I don't think I need to invite any additional contesting that I'm already going to get with this, but that example statement on its own I believe is actually true, just misleading; i.e. fatness is not an illness, so fat people by default still count as just plain healthy.
Matter of fact, that's kind of the whole point of this mantra. To stretch the fact as far as it goes, in a genie wish type of way, as usual, and repurpose it into something else.
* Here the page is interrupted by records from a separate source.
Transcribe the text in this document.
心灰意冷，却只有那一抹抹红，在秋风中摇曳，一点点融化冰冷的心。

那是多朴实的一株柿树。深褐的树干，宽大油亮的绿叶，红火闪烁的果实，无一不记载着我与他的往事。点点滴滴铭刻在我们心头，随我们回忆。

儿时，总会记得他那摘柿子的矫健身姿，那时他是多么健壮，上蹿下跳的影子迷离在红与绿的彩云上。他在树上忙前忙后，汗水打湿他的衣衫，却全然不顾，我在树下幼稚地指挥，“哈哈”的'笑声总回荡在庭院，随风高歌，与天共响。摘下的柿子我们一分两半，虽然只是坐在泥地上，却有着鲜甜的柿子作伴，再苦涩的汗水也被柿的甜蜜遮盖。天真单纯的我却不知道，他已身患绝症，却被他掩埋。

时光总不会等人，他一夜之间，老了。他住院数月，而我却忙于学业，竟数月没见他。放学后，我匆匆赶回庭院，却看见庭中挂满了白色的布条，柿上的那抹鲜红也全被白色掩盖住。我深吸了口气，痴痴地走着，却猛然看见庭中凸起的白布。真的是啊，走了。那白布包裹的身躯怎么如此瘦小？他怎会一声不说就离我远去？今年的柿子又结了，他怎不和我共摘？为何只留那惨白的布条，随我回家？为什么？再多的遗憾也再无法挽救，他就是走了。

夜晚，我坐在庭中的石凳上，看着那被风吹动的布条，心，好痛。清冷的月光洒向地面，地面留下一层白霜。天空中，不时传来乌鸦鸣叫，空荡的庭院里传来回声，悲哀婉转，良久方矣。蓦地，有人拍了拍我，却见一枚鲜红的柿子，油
And so the actual issue with it is that it handwaves away the rigorously measured and demonstrated effect of fatness seriously increasing risk factors for illnesses and severely negative health outcomes. This is how it can be misleading, but not an outright lie. So I'm not sure this is a good example sentence for the topic at hand.
dawnofdusk
It's not that troubling because we should not think that human psychology is inherently optimized (on the individual-level, on a population-/ecological-level is another story). LLM behavior is optimized, so it's not unreasonable that it lies on a Pareto front, which means improving in one area necessarily means underperforming in another.
gleenn
I feel quite the opposite, I feel like our behavior is definitely optimized based on evolution and societal pressures. How is human psychological evolution not adhering to some set of fitness functions that are some approximation of the best possible solution to a multi-variable optimization space that we live in?
rkagerer
They were all trained from the internet.
Anecdotally, people are jerks on the internet moreso than in person. That's not to say there aren't warm, empathetic places on the 'net. But on the whole, I think the anonymity and lack of visual and social cues that would ordinarily arise from an interactive context, doesn't seem to make our best traits shine.
xp84
Somehow I am not convinced that this is so true. Most of the BS on the Internet is on social media (and maybe, among older data, on the old forums which existed mainly for social reasons and not to explore and further factual knowledge).
Even Reddit comments has far more reality-focused material on the whole than it does shitposting and rudeness. I don't think any of these big models were trained at all on 4chan, youtube comments, instagram comments, Twitter, etc. Or even Wikipedia Talk pages. It just wouldn't add anything useful to train on that garbage.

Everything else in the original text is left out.